Deanne C. Siemer, now general counsel of the Defense Department. She is expected to become a top aide to Duncan, and trouble-shooter in DOE.

Brig. General Colin L. Powell, military assistant to Duncan at the Pentagon. Powell, Wruble and others have been detailed temporarily to DOE as part of Duncan's transition.

Equal (Pay) Treatment: Sen. John H. Chafee (R-R.I.) made a strong pitch last week for a 7 percent pay raise for federal and military personnel. He said government personnel ought to be entitled to the same voluntary wage guidelines as other American workers.

In a message to President Carter, Chafee said Congress can hold itself and top political appointees to a 5.5 percent boost, or nothing this year, if it chooses. "But the average federal worker or soldier should not suffer any more than anyone else. They should receive the 7 percent increase."

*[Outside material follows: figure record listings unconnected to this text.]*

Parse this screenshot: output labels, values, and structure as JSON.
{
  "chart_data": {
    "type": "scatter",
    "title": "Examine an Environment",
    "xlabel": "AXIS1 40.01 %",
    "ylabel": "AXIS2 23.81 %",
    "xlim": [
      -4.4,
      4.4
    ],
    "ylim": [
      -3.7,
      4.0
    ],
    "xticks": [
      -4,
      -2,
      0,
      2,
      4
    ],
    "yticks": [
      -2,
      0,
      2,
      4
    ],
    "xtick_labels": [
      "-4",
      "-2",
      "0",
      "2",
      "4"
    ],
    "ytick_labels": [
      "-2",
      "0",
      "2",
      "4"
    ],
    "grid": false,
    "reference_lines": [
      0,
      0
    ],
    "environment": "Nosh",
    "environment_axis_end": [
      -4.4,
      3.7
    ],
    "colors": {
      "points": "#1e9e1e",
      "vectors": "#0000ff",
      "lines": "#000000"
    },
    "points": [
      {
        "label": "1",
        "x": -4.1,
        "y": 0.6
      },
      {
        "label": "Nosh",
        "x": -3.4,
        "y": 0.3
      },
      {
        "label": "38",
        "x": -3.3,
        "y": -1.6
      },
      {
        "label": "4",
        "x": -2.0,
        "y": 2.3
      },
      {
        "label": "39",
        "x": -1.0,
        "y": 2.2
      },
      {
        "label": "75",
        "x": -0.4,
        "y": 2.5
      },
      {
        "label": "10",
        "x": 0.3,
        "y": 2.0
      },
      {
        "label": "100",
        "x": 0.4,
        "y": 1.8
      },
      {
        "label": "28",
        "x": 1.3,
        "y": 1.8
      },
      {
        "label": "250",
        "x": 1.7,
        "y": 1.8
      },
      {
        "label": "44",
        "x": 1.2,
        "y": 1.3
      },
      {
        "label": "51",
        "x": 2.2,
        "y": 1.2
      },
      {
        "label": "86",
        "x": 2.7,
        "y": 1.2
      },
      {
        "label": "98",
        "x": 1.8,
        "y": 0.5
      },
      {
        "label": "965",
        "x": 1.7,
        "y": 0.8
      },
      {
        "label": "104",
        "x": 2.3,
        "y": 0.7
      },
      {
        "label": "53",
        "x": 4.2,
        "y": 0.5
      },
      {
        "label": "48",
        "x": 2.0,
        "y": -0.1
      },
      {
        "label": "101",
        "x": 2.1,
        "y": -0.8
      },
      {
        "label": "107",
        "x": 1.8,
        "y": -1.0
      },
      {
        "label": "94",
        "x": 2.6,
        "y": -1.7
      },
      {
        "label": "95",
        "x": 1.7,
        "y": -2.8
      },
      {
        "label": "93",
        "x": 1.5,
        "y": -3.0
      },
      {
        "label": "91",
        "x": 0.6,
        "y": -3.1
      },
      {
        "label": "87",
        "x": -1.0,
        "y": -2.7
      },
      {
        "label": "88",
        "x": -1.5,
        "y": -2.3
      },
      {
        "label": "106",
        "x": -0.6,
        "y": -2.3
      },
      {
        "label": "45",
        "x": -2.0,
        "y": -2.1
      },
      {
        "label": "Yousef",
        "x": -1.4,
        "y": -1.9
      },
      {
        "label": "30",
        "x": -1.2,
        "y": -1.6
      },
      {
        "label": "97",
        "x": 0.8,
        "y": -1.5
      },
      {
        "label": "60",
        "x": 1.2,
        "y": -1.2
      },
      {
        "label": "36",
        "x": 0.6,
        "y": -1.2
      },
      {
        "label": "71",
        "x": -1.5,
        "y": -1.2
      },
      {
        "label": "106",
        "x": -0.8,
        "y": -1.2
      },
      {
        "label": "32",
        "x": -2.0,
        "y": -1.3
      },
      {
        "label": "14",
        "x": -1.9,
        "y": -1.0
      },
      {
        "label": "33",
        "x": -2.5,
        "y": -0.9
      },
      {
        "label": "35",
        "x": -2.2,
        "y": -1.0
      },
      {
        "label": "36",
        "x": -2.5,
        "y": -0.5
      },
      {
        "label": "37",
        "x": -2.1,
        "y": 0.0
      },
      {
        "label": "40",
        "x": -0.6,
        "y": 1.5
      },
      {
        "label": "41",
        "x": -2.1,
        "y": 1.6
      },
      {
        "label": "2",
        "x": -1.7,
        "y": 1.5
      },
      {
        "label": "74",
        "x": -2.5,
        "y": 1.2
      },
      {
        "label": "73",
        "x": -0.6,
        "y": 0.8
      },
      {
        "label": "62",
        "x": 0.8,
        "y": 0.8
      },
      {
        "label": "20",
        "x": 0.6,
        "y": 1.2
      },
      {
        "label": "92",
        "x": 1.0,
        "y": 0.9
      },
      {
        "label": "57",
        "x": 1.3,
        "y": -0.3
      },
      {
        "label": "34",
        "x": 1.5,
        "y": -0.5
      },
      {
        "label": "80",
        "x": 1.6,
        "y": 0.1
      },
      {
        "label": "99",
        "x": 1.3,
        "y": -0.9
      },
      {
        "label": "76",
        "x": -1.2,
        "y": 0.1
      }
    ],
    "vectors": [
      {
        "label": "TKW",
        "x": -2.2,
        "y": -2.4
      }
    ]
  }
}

Bigger October Pay Raise? There may be a ray of hope for something more than 5.5 percent this October for federal and military personnel. President Carter set the 5.5 percent ceiling in January. But that was based on his 7 percent wage guidelines for industry.

Those guidelines have been broken repeatedly. And the cost of living has gone up much faster than anybody anticipated. With that in mind, the Council on Wage Price Stability is working up new wage guideposts which could allow the President to authorize a bigger raise for government employes.

All this is based on the assumption that the new guideposts take into account that government-military personnel were held to a 5.5 percent raise last year, even though the government said they were due more than 8 percent to match inflation and industry raises.

White House aides said a package of option papers dealing with federal-military pay was flown to Camp David yesterday. They declined to say what was in them. They still expect the President will make a major pay statement this Friday. The nature of it is still unknown.

According to government pay data, federal workers are due an average of around 10.4 percent this October to catch up with industry, and make up for being shortchanged last year. If President Carter decides to grant less than that amount, he must submit an "alternate plan" to Congress by midnight Friday. Congress then has 30 days to overturn his alternate plan (approving the higher amount) or it goes into effect automatically in October.

Whatever the amount, it is supposed to go into effect, Oct. 1 for military personnel, and begin with the first pay period on or after Oct. 1 for the million-plus white collar federal workers.